Surpopulation carcérale: Urvoas veut repenser la prison
Écrit par Jonathan PIRIOU sur septembre 20, 2016
De manière inédite, le nouveau garde des Sceaux a parlé des prisons aux Français depuis une grosse maison d'arrêt francilienne, la prison de Fresnes, sur un ton de bâtisseur très réformiste.
L'art du symbole ou de la communication? C'est en tout cas sans précédent, de mémoire de journaliste judiciaire, qu'un garde des Sceaux tienne une conférence de presse au sein d'un établissement pénitentiaire, tout près des coursives. Presque une provocation, puisque Jean-Jacques Urvoas a choisi de présenter son rapport sur l'encellulement individuel dans une maison d'arrêt particulièrement surpeuplée, au coeur d'une cocotte-minute monstrueuse, celle de Fresnes, avec 2829 détenus pour 1607 places (176% de taux d'occupation).
Des annonces à contretemps
"Il faut repenser la prison." Le garde des Sceaux n'est pas avare d'ambition, loin des propos convenus, avec des propositions quasi révolutionnaires dans un monde pénitentiaire particulièrement conservateur. Ce courage donne le sentiment qu'il est à contretemps, inconscient du calendrier politique. Jean-Jacques Urvoas a fait un discours de début de quinquennat… alors que celui-ci se termine dans un semestre. Son offensive médiatique sur les prisons n'est en rien électoraliste: parler des prisons n'a jamais rapporté une voix…
Son coup politique, c'est avant tout de lancer une nouvelle unité de mesure qui ringardise tous les autres, y compris à gauche. Alors que les prétendants de droite à l'Elysée se battent en annonçant 10 000, 15 000 ou 20 000 places de prisons supplémentaires, que Jean-Marc Ayrault et Christiane Taubira en promettaient 6500 sur cinq ans et Manuel Valls 10 000 sur dix ans, lui, Jean-Jacques Urvoas, souhaite la construction de 10 309 à 16 143 cellules… afin d'atteindre le taux de 80% d'encellulement individuel, un droit qui date de 1875 mais n'a jamais été appliqué. 10 000 à 16 000 cellules nouvelles, voilà qui place la barre très haut, l'équivalent de 11 000 à 17 650 places (avec les cellules doubles).
Restent quelques inconnues sur le financement et la durée de ce programme. On sait juste que l'addition se chiffrera en milliards d'euros et que l'horizon est à 2025. Au mieux.
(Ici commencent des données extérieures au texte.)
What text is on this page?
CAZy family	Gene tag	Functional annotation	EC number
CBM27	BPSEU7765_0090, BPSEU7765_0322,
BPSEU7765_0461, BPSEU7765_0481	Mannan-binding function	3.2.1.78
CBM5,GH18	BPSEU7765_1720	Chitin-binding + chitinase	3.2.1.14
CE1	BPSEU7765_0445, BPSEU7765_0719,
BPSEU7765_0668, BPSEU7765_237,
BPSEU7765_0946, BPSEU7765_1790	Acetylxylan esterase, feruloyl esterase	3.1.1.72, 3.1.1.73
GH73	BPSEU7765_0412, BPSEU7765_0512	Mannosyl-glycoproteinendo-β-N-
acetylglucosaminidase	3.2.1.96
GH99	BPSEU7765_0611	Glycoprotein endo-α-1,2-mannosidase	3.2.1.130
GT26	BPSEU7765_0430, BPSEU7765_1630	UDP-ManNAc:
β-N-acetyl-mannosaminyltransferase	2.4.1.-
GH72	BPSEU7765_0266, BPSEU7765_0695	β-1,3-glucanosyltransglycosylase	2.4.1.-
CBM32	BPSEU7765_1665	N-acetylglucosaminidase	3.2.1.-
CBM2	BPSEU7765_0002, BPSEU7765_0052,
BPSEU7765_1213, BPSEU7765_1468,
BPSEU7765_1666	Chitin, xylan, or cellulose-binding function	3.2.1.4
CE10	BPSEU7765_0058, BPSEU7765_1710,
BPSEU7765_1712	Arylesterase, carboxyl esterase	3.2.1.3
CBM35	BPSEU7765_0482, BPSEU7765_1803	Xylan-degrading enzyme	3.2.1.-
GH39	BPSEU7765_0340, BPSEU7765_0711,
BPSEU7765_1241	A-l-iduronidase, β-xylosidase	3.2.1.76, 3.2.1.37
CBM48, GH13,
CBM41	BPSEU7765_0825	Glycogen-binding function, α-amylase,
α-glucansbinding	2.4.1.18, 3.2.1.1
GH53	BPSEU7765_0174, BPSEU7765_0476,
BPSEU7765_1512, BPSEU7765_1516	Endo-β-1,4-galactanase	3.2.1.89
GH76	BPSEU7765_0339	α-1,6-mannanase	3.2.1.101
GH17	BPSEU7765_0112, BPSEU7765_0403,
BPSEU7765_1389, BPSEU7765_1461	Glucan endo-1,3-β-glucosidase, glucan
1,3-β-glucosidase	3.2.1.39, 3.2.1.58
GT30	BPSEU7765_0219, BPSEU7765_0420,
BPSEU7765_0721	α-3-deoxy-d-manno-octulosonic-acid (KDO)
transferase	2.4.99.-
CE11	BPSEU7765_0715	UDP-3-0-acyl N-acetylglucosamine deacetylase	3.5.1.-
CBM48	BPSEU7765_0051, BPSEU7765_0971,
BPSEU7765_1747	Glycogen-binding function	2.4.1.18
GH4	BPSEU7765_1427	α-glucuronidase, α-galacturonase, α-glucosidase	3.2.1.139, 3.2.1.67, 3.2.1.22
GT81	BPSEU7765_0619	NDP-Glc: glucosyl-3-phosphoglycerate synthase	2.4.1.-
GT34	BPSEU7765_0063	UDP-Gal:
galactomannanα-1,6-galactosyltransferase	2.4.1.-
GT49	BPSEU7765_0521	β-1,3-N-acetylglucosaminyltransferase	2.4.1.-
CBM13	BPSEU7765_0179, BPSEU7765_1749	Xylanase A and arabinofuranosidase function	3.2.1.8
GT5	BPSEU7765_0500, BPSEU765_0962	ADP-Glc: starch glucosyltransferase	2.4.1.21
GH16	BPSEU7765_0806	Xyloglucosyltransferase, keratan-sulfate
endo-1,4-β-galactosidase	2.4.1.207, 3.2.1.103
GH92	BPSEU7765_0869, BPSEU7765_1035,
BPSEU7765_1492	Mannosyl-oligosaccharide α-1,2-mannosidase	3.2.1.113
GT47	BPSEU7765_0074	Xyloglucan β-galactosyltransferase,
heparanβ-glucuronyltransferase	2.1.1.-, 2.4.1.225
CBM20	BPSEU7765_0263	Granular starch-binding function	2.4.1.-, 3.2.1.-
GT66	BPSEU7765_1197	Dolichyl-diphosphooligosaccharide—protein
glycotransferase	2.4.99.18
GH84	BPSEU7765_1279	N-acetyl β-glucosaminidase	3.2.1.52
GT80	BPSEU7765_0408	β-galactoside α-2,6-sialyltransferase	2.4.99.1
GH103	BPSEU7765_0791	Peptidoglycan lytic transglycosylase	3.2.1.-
Comme le déclare Urvoas lui-même, en matière pénitentiaire, le futur est toujours mensonger. Autrement dit, entre les lignes: aucune promesse antérieure de construction de prison n'a jusqu'ici été tenue.
Une doctrine architecturale
Son programme, Jean-Jacques Urvoas le sait, ne peut être réalisé qu'en deux quinquennats, 2017-2022 et 2022-2027. D'où son appel à tous les partis: "Sur cette question, un consensus politique est possible." En pleine campagne présidentielle, il faut se pincer pour y croire.
Cela n'empêche pas le ministre de la Justice, locataire Place Vendôme depuis 7 mois et 25 jours, de tenir des propos très réformistes. Il appelle à "bâtir une doctrine architecturale" – après avoir osé dire qu'il n'y en avait donc pas aujourd'hui. Que l'on a, jusqu'à présent, construit sans trop réfléchir.
Pour cette réflexion à mener, il fixe deux objectifs, qui semblent simples et évidents: les prisons sont faites 1. pour purger une peine, 2. pour préparer la réinsertion. Le second objectif n'est pas rempli, pas seulement à cause de la surpopulation carcérale. Et le ministre de lancer deux pistes: diminuer la taille des établissements et les rapprocher des centres-villes, les contacts détenus-familles favorisant la réinsertion.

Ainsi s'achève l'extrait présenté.